Üstelik tüm dünyada 3-4 yaş farkı olan akran kavramı ile oynanarak 15 yaş farkın bile ‘akran’ sayılabileceği iddia ediliyordu.

Bizler bu girişimden tamamen vazgeçilmesini beklerken AK Parti Grup Başkan Vekili Tokat Milletvekili Av. Özlem Zengin ve Ak Parti MKYK üyesi ve Van Milletvekili Osman Nuri Gülaçar gibi üst düzey Parti yöneticileri bayramdan sonra ya da 15 Temmuz’da Meclis kapanmadan önce bu affın çıkacağını açıklamışlardı.

Bu nedenle kadın örgütleri olarak 6 Temmuz 2020 tarihinde bir basın açıklaması yayınlayarak bu girişimden vazgeçilmesini talep etmiştik. Bugüne kadar bundan vazgeçileceğine dair hiçbir açıklama yapılmadığı gibi, tam tersine siyasetin ve bürokrasinin çeşitli kademelerinden bu affın çıkacağı haberleri gelmektedir.
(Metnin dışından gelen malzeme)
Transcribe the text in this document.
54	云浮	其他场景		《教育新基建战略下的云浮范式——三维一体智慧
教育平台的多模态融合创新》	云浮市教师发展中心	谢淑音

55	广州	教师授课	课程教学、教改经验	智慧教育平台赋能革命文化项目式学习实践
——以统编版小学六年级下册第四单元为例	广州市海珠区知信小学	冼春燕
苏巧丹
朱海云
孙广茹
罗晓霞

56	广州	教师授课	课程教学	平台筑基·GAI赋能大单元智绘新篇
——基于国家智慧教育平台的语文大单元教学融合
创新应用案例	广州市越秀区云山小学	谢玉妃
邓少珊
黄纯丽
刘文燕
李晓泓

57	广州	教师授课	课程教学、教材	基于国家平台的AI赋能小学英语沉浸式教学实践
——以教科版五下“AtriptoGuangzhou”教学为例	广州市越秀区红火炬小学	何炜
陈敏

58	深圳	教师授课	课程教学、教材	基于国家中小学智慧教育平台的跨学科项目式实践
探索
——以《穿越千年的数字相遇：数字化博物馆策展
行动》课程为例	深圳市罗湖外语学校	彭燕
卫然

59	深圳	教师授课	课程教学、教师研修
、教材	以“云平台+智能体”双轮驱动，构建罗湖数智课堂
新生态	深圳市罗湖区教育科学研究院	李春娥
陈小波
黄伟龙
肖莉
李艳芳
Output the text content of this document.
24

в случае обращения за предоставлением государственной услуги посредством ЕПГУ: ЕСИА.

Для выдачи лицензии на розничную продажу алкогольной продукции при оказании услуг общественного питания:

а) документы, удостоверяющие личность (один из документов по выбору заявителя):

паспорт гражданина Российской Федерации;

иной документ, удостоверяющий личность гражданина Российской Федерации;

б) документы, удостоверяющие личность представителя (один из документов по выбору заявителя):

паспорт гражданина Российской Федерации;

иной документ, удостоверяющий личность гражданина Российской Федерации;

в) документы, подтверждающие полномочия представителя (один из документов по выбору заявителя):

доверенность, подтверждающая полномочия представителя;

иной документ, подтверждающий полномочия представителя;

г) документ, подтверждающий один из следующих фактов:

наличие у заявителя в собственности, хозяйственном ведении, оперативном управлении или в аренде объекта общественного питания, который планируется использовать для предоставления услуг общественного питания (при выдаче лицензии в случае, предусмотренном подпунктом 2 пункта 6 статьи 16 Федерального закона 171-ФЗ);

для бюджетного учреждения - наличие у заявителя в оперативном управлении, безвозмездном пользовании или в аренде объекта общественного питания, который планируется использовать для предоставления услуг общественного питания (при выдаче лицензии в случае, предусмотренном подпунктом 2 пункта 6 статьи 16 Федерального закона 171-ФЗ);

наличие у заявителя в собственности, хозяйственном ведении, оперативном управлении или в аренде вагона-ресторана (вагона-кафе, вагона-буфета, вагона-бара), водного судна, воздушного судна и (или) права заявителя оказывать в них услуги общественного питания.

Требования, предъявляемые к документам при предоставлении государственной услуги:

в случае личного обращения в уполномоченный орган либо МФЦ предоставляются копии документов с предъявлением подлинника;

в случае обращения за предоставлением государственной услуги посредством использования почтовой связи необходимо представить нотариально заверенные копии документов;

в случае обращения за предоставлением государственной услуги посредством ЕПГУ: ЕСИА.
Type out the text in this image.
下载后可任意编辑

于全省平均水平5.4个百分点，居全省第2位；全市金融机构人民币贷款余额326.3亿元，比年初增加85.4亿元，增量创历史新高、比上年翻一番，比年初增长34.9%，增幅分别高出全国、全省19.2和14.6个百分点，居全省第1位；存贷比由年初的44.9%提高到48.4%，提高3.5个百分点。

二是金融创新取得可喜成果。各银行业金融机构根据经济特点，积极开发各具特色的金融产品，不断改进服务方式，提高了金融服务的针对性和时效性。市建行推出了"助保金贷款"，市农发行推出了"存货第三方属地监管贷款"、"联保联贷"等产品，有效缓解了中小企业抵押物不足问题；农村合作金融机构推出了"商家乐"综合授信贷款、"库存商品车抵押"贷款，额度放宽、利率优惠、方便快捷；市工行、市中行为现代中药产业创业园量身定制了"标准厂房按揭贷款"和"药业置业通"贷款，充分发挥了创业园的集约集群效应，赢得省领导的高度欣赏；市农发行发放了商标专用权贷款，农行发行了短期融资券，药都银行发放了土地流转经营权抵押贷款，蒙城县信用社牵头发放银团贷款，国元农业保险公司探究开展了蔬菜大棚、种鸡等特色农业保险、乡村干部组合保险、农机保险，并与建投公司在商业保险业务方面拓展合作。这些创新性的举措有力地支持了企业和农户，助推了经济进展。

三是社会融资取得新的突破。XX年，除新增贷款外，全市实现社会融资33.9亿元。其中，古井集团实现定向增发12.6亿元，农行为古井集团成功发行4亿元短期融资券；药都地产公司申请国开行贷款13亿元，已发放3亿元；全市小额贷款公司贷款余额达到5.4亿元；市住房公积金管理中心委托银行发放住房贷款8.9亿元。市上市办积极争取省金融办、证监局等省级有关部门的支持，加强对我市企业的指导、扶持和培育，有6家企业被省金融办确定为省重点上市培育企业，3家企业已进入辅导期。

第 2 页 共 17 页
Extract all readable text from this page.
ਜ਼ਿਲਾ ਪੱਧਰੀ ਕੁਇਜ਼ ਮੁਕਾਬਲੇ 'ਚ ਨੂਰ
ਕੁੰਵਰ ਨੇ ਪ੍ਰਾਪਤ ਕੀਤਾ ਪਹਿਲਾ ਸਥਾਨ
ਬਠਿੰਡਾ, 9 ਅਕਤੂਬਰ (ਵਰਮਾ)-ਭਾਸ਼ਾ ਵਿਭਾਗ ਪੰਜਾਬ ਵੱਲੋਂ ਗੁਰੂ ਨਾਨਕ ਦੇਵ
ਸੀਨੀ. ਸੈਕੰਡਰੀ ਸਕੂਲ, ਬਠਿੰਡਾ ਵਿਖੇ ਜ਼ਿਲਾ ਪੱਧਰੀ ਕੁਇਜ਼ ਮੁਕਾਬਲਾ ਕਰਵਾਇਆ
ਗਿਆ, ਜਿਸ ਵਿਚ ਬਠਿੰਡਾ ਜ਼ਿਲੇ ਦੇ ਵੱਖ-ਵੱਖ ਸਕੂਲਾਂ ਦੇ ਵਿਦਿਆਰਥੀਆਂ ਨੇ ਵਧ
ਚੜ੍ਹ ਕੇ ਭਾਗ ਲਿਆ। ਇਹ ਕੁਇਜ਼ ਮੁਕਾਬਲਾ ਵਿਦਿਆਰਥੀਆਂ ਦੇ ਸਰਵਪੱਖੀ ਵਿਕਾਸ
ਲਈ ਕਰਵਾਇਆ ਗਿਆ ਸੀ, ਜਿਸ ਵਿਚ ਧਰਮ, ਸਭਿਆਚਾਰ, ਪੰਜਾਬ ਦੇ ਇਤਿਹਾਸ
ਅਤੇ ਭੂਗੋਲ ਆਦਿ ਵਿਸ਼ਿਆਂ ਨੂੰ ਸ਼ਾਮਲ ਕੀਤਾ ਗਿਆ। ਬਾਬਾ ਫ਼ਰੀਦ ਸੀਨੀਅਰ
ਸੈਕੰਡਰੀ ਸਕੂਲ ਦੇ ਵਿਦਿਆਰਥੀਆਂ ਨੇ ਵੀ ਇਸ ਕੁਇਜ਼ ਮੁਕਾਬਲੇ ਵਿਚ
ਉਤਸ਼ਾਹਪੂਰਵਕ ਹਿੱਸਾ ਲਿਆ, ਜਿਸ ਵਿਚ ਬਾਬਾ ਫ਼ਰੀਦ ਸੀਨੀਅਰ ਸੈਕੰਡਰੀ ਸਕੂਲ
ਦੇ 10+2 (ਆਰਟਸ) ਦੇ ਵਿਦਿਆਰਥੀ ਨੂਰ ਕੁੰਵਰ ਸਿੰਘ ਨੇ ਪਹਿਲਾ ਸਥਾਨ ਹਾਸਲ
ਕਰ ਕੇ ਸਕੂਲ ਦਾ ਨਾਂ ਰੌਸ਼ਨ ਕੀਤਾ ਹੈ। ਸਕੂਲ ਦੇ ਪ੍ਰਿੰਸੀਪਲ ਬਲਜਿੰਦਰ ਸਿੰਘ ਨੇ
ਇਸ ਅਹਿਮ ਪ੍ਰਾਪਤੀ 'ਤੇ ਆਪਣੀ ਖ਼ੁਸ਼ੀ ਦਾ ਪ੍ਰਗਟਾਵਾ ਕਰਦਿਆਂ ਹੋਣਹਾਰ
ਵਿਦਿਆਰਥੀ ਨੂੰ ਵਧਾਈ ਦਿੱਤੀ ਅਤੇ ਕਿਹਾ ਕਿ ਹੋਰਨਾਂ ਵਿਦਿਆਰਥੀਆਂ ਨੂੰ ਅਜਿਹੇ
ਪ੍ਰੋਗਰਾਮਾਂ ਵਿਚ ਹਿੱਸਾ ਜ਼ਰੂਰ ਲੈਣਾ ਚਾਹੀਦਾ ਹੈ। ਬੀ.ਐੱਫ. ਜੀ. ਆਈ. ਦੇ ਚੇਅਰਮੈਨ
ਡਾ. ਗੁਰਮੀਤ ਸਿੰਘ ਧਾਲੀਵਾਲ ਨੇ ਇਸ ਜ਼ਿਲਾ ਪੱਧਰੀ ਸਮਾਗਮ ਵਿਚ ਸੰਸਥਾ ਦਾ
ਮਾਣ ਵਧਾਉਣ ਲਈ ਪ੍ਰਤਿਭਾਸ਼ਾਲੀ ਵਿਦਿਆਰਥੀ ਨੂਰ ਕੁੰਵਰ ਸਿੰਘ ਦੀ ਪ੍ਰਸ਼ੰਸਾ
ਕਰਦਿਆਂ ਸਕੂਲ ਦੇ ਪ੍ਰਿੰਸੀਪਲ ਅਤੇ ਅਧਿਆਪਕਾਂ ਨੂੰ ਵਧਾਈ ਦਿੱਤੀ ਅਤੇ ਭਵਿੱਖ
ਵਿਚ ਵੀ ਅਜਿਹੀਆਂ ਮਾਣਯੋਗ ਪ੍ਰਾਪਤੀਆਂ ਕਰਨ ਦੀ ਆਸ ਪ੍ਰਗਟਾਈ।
Her ne kadar kulislerde bu af girişiminin TBMM’nin Ekim ayında başlayacak yeni yasama dönemine bırakıldığı iddia edilse de bu iddialar adeta kamuoyunu oyalamak, yatıştırmak için olduğu izlenimi vermektedir. Bu nedenle, kadınlar olarak Meclis açık kaldığı sürece gece yarılarına dek süren yasamayı izleme nöbetimiz sürecektir. Çünkü 2016 yılında bir gece yarısı birkaç milletvekiline verdirilen bir teklif ile bu af çıkarılmak istenmişti. Kadınlar olarak o günden beri bu konunun gece nöbetçileriyiz. Ancak 2016’da bu maddeye ilişkin değişiklik önerisi Meclis gündemine bir gece yarısı getirildiği için, bu af girişiminden vazgeçildiği en yetkili ağızlardan açıklanıncaya kadar bu nöbetimizi sürdüreceğiz. Çünkü TBMM’nin açık olduğu 15 Temmuz tarihine kadar bizlerin tedirginliği sürecek.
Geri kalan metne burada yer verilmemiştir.